I have always liked poached eggs. They are these beautiful, bright-white pearls of breakfast goodness, with this brilliant, yellow, sunny inside, just waiting to be burst with a fork tine and soaked up on toast. They truly are magnificent.

I have tried to make a poached egg many a time, only to end up with a grotesque scramble of pasty-boiled egg tendrils. Ugh. You eat first with your eyes and that is nasty. Time after time, the watery mess took my beautiful breakfast dreams and turned them into into fetid tentacled nightmares. I’ve had so many fails on the poached egg, that the idea of trying again would literally make me nervous. I reserved it for a special treat at restaurants and just decided I was not cut out for making poached eggs. Did you hear that? I was scared of an egg. An egg!

At least that’s how it used to be.

A couple of months ago, I’m not sure how I ended up there, but I landed myself on this How to Poach an Egg blog post, and the poached-egg-fire was re-lit. I went all out. I invited everyone I know over to my house and made five-dozen poached eggs over three brunch sessions. Okay, not really. All I really did, is made one humble little poached egg for breakfast each day, until poached eggs magically transformed into something mysterious that only can be made by restaurant professionals, into my favorite cozy breakfast that I relish each morning. And just like that, I took this thing that had always stoked my feelings of kitchen-failure and worthless-egg-cookery and now, I am its Master. It’s pretty cool.

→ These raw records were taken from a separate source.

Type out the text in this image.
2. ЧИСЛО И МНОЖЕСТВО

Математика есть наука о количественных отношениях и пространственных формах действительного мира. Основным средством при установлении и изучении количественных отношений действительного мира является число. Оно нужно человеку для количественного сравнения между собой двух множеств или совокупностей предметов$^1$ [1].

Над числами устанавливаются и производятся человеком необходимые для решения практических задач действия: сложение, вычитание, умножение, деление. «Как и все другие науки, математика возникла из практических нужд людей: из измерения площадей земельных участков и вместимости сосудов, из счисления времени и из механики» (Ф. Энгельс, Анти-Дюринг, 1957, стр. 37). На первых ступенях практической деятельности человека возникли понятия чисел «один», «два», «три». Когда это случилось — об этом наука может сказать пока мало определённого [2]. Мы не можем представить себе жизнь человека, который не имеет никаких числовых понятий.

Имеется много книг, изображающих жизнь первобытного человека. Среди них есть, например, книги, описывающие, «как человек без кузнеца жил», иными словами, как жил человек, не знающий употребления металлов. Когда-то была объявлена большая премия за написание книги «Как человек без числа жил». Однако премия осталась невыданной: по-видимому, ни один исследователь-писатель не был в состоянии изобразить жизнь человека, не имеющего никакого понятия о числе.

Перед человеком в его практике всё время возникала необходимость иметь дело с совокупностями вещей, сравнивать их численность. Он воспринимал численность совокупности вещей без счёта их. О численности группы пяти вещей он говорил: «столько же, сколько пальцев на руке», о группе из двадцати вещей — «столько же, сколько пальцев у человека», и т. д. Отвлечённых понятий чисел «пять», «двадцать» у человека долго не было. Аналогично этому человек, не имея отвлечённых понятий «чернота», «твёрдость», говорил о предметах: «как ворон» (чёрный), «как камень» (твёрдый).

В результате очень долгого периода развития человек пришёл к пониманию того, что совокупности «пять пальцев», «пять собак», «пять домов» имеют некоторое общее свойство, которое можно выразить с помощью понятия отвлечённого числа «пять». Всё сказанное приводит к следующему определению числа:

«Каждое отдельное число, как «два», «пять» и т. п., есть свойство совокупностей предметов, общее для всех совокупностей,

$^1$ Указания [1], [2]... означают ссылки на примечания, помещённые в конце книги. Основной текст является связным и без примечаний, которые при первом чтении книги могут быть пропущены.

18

For Christmas, my hubby bought me this gluten-free cookbook I’d been wanting. It is full of delicious goodies: bread loaves that look like actual bread; bagels that promise to be chewy; scones that are magically sconey; and potstickers… actual potstickers!! If you have any sort of dietary restriction, or say, anything you regularly deprive yourself because you know it’s not good for you–cigarettes, sugar, People magazine, whatever–imagine They came up with a healthy version of it and They said,

“Look, for only twice the price of the (insert your pleasure here) that are bad for you, you can get ones that are sweet-smelling, will lower your cholesterol and will floss your teeth for you.”

The only catch is that every time, for the last nine years, that you have consumed these particular products, 80% of the time you’ve spent more money on something that was a big-huge-sucky disappointment. Then… along comes this cookbook and dammit, you are going to master it. Like the poached egg, you will rise high above your sucky-disappointments and you will do it. You will become Master once again!! Come yeast – I will make you rise. In this god-forsaken, high-altitude, dehydrated, snowy state, I will bring you to your place of purpose and you will leaven my bread. My gluten-free, delicious bread.

If you are still with me (if you’re not, I apologize, I just get really excited about the bread), here is the point. There are these little things in life that scare us. Be it a poached egg, or that stupid bottle of yeast in your fridge. Maybe it is saying you’re sorry to someone or asking someone out. Whatever it is, big or little, there is a risk-taking muscle in our bodies, and it needs to be exercised. Once we start using it, it gets stronger and stronger. We go from making poached eggs, to baking bread. Who knows – maybe next year I’ll be surfing! And all these little risks, these things that we want to do, but we avoid: once we accomplish them, we make room for bigger things. We make room for more life.

So… go on! Do that thing. I promise you’ll like it.